After eight years and risking millions of dollars from its small budget, HBC last March signed a design-build-finance-operate contract with the Merseylink Joint Venture (MJV), which comprises Australia's Macquarie Capital Group Ltd., Germany's Bilfinger Project Investments Europe Ltd. and Spain's FCC Construction S.A.
Merseylink signed a design-build contract for the bridge and approach roads to a JV of locally based Kier Infrastructure and Overseas Ltd., South Korea's Samsung C&T Corp. and FCC. Paris-based SANEF S.A. is MJV's tolling sub.
When completed in late 2017, the six-lane concrete structure will cross the 1-km-wide river between Widnes and Runcorn on four cable-stayed spans. It will supplement the overused, 54-year-old Silver Jubilee steel-arch bridge. Merseylink will operate and maintain it for 26.5 years, earning annual fees based on key traffic speeds and with no revenue risk. After construction, SANEF will operate the free-flow tolling system for HBC.
Initial, mid-1990s lobbying for the project largely "fell on deaf ears," says Rob Polhill, HBC's political leader. "But we wouldn't take no for an answer."
One reason for the tepid official response might be that small sponsors are "always perceived to be challenged by taking on a project of this scale. The potential abortive costs were very high," says Steve Nicholson, HBC's project director as of 2005. With a team of up to 20 staff, HBC employed the design firm Ramboll U.K. Ltd. and legal and financial advisers DLA Piper and KPMG.
From the start, "we wanted to provide the contractor with room for innovation," says Nicholson. Exposed to huge daily interest charges on its project debt, the contractor needed time certainty, he adds.
But Nicholson found the process for securing planning approvals too prescriptive. In 2010, "we came out with an approval centered on outline designs … we weren't very comfortable," he says.
When a change of government in 2010 led to a temporary moratorium on major projects, Nicholson grabbed the chance to ease constraints attached to the planning approvals. As a result, "bidders could develop their solution that gave them maximum confidence," he says.
HBC launched the procurement in late 2011. The next spring, it invited three of six vying teams to take part in a "competitive dialogue" form of negotiations. Bidders developed proposals based on HBC's detailed objectives and constraints, maximum annual payments and illustrative designs for a steel structure. Regular meetings between bidders and HBC "stress-tested" the developing proposals, says Nicholson.

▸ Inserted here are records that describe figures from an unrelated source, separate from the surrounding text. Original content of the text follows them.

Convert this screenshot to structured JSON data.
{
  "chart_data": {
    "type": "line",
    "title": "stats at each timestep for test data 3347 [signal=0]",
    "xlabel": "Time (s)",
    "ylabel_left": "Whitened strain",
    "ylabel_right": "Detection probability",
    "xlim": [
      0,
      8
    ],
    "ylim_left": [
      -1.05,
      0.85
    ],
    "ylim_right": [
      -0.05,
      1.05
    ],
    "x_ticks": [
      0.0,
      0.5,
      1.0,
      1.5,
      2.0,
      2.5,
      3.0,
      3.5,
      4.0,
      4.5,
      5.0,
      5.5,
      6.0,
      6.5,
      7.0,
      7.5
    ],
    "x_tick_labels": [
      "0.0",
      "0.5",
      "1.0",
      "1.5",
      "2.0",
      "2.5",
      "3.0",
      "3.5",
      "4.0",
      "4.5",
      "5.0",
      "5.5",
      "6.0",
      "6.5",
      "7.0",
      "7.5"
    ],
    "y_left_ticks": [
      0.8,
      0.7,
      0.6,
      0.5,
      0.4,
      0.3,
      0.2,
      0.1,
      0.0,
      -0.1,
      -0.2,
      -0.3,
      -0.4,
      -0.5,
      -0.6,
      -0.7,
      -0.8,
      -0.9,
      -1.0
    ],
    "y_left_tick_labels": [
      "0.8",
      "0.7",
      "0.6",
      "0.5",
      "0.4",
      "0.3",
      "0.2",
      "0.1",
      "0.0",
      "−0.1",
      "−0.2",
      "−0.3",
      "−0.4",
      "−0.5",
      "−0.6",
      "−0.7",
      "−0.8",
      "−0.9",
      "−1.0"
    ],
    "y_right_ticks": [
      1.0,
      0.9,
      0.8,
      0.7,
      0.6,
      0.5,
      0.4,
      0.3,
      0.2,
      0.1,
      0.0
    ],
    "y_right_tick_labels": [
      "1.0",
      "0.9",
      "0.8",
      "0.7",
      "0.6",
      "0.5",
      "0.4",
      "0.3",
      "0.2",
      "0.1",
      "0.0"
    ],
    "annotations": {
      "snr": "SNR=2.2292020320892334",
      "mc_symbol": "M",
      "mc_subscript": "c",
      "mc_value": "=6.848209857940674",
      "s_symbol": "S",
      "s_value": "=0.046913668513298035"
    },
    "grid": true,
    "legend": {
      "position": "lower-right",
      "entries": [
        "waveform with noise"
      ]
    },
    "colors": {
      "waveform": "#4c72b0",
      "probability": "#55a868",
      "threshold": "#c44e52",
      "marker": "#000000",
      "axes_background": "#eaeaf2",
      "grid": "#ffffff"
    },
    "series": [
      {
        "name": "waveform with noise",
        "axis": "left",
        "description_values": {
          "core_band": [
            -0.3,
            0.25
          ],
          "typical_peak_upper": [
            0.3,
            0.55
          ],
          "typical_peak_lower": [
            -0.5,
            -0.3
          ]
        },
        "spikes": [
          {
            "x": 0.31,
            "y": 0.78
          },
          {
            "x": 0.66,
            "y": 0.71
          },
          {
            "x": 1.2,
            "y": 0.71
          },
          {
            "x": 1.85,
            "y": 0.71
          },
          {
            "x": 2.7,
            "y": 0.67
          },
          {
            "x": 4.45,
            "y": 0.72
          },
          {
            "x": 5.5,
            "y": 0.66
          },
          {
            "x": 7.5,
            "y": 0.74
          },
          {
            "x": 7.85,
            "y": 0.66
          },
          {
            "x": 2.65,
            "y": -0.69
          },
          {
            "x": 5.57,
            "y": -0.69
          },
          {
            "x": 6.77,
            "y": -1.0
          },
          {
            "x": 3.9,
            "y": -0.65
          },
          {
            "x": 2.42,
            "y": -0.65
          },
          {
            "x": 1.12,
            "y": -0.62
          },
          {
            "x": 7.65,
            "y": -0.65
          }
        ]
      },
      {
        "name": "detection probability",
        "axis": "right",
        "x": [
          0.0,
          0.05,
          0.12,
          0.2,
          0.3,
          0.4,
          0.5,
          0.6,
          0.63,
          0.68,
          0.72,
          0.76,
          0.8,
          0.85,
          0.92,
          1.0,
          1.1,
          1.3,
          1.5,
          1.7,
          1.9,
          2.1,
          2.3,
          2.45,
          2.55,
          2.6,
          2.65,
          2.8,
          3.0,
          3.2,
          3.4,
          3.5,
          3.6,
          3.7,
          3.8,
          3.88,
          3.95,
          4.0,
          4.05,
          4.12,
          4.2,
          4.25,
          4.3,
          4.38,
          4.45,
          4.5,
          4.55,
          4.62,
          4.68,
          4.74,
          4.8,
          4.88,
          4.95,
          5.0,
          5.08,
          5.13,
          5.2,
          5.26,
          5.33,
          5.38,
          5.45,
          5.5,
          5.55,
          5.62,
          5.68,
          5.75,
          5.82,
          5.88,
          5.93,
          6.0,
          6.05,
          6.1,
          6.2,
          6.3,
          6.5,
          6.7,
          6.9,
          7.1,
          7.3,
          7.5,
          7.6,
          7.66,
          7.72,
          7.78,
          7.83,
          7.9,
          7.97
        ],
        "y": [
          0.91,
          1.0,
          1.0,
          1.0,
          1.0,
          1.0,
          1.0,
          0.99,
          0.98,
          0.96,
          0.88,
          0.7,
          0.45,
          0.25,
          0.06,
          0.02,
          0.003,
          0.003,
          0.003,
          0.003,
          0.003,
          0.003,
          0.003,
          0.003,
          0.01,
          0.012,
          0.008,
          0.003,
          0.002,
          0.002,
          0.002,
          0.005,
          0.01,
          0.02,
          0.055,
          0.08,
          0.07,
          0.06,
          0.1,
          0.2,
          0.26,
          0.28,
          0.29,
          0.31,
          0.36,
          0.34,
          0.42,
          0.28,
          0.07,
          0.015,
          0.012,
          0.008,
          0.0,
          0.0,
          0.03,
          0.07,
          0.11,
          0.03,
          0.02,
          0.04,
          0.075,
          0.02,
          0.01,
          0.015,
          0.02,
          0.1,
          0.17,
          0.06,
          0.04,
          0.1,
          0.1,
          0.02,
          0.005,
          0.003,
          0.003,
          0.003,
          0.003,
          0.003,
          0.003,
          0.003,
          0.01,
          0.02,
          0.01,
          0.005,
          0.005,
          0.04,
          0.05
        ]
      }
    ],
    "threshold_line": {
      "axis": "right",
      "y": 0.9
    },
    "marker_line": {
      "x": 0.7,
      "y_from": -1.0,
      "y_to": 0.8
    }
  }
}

"At the end of that process, there was mutual confidence that what we had was deliverable," he says. One bidder retained a steelwork design; the others opted for concrete designs.
In December 2012, HBC called for draft bids to avoid having to rule anyone out for technicalities. Final offers arrived four months later. Merseylink emerged as the preferred bidder in June 2013, with a price significantly lower than the next bid.